Выбрать главу

Можно бесконечно рассусоливать о дальности крика ревуна. Две мили, три мили, звук летит через холмы и против встречного ветра — разные наблюдатели дают свою оценку. Но все эти мерки бессильны перед природой данного крика, его акустическим свойством. Однажды я случайно услышала нечто, его напоминающее. Как-то раз мы с Вергилием шли мимо свинофермы, из которой грубо выгоняли охваченное паникой стадо. Визг и хрюканье сонма свиней чем-то напомнили вопль ревуна.

В другой раз нам встретилась тяжелогруженая повозка, ступицы которой давно не смазывали. Если стократно усилить надрывный, душераздирающий скрип сухого колеса, можно получить отдаленное представление о звуковой окраске и силе Вергильева крика.

Описывая землетрясение, мой любимый классик Апулей упомянул «замогильный рев» в муках мятущейся земли — это довольно точный словесный образ стонов и хрипов, издаваемых моим другом.

Чтобы до конца прочувствовать безупречную первозданность этого звука, его надо услышать.

Через пару дней Генри отправился к таксидермисту. Он переживал, что оставил мастера без древней драгоценной пленки, но вместе с тем ему не терпелось показать свое произведение.

Эразма, который вновь его сопровождал, Генри привязал на улице. Хозяин встретил гостя равнодушно. Генри смутился. По телефону он уведомил о своем визите и условился о времени. «Неужели я что-то перепутал и пришел слишком рано или опоздал?» — растерялся Генри. Нет, похоже, таксидермист пребывал в своем всегдашнем настроении: облаченный в фартук, он, точно вепрь, шастал по мастерской.

— Чем-нибудь помочь? — спросил Генри.

Хозяин молча помотал головой. Генри ждал в магазине, любуясь чучелами. Он был рад вновь очутиться в комнате, полной прилагательных, словно викторианский роман.

— Входите, — позвал таксидермист — он уже сидел подле конторки.

Как послушный подмастерье, Генри вновь сел на табурет и подал мастеру текст Беатриче. Пока тот медленно читал, он огляделся. Оленья голова была закончена, а вот пузатый каркас остался без изменений. Вергилий и Беатриче все так же беседовали.

— «Реактивный двигатель» не годится, — без предисловий брякнул таксидермист. — Насчет свинофермы я тоже не уверен. А вот сонм свиней — хорошо. Несмазанная ступица — просто великолепно. Прямо видишь картинку. Кто такой Апулей? Я о нем не слышал.

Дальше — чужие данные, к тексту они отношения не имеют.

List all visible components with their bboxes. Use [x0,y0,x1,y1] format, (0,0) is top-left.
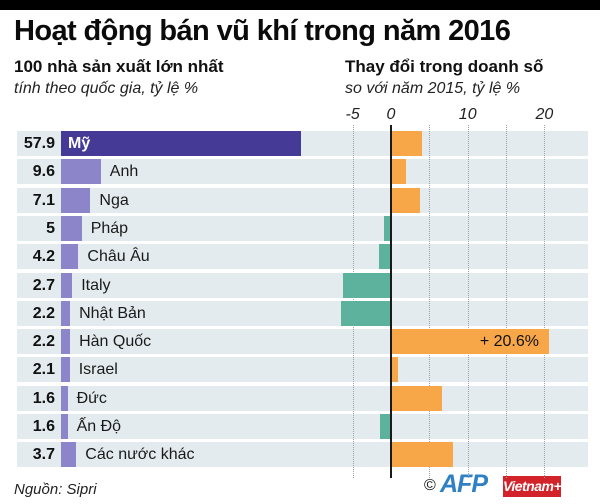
axis-gridline [429,125,431,478]
chart-row: 1.6 Đức [17,386,588,411]
axis-gridline [506,125,508,478]
share-bar [61,357,70,382]
share-bar [61,159,101,184]
chart-row: 2.2 Hàn Quốc + 20.6% [17,329,588,354]
share-value-label: 1.6 [32,418,55,435]
chart-row: 4.2 Châu Âu [17,244,588,269]
share-value-label: 2.1 [32,361,55,378]
axis-tick-label: 0 [386,106,396,123]
left-subtitle-bold: 100 nhà sản xuất lớn nhất [14,57,224,76]
share-bar [61,273,73,298]
change-bar [391,386,442,411]
change-bar [342,273,391,298]
country-label: Hàn Quốc [79,333,152,350]
zero-axis-line [390,125,392,478]
axis-tick-label: 20 [535,106,554,123]
share-bar [61,442,77,467]
change-bar [341,301,391,326]
country-label: Nga [99,192,129,209]
vietnamplus-logo: Vietnam+ [503,476,562,497]
axis-tick-label: 10 [458,106,477,123]
chart-row: 57.9 Mỹ [17,131,588,156]
share-value-label: 2.2 [32,333,55,350]
change-bar [391,188,421,213]
right-subtitle-bold: Thay đổi trong doanh số [345,57,544,76]
share-value-label: 2.7 [32,277,55,294]
chart-row: 2.1 Israel [17,357,588,382]
share-value-label: 7.1 [32,192,55,209]
change-bar [391,329,549,354]
share-value-label: 5 [46,220,55,237]
share-bar [61,244,79,269]
share-bar [61,329,71,354]
chart-row: 9.6 Anh [17,159,588,184]
chart-row: 5 Pháp [17,216,588,241]
country-label: Đức [76,390,107,407]
change-bar [391,442,454,467]
share-value-label: 2.2 [32,305,55,322]
share-value-label: 4.2 [32,248,55,265]
change-bar [380,414,391,439]
left-subtitle-italic: tính theo quốc gia, tỷ lệ % [14,80,199,97]
country-label: Nhật Bản [79,305,146,322]
share-bar [61,301,71,326]
change-bar [391,131,422,156]
share-bar [61,386,68,411]
chart-row: 2.2 Nhật Bản [17,301,588,326]
country-label: Anh [109,163,139,180]
change-bar [378,244,391,269]
share-value-label: 9.6 [32,163,55,180]
share-value-label: 57.9 [23,135,55,152]
change-value-label: + 20.6% [479,333,539,350]
axis-tick-label: -5 [345,106,360,123]
share-bar [61,188,91,213]
share-bar [61,131,301,156]
source-label: Nguồn: Sipri [14,481,97,498]
share-value-label: 3.7 [32,446,55,463]
country-label: Mỹ [68,135,91,152]
change-bar [391,159,407,184]
afp-logo: AFP [440,470,488,498]
chart-row: 1.6 Ấn Độ [17,414,588,439]
chart-row: 2.7 Italy [17,273,588,298]
country-label: Châu Âu [87,248,150,265]
share-bar [61,414,68,439]
country-label: Ấn Độ [76,418,122,435]
axis-gridline [467,125,469,478]
change-bar [384,216,391,241]
country-label: Italy [81,277,111,294]
chart-row: 3.7 Các nước khác [17,442,588,467]
axis-gridline [544,125,546,478]
share-value-label: 1.6 [32,390,55,407]
chart-row: 7.1 Nga [17,188,588,213]
top-black-bar [0,0,600,10]
page-title: Hoạt động bán vũ khí trong năm 2016 [14,15,511,47]
country-label: Israel [78,361,118,378]
copyright-symbol: © [424,477,436,494]
country-label: Các nước khác [85,446,195,463]
change-bar [391,357,398,382]
share-bar [61,216,82,241]
country-label: Pháp [90,220,129,237]
right-subtitle-italic: so với năm 2015, tỷ lệ % [345,80,521,97]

Что это: стариковская забывчивость или характерная особенность человека, который умеет говорить «пожалуйста», но не «спасибо»?

— В тексте сказано: писатель, — ответил Генри. — Он знаменит книгой «Золотой осел», вот почему я решил сделать его любимым античным автором Беатриче.

Таксидермист кивнул. Было непонятно, что означает сей кивок — одобрение полученной информации или собственных мыслей.

— А как ваши успехи? О таксидермии что-нибудь написали?

Мастер опять кивнул и взял с конторки листки. Пробежал их взглядом и стал вслух читать:

Животные исчезли из нашей жизни. Я имею в виду не только города, но и дикую природу. Куда ни глянь, две трети обычных и редких животных сгинули. Да, кое-где они в избытке, но это всё особые места: заповедники и резервации, национальные парки и зоосады. Повседневного сосуществования с животными больше нет.

Кое-кто выступает против охоты. Меня это не касается. Таксидермия не создает спрос, но сохраняет результат. Если б не мы, животные исчезли бы не только из природной среды, то также с равнин нашего воображения. Взять квагту — сей подвид бурчелловой зебры вымер. Без сохраненных экземпляров, выставленных там и сям, она бы превратилась в пустой звук.

В подготовке животного пять этапов: свежевание, обработка шкуры, создание манекена, подгонка шкуры на манекен, отделка. Каждый этап, если работать на совесть, отнимает уйму времени. Плодотворное терпение — вот чем профессионал отличается от любителя. Много времени уходит на то, чтобы все детали были сбалансированы — глаза не косили, нос не прогибался, уши не торчали, — чтобы животное выглядело гармонично. Затем ему придается выразительная поза.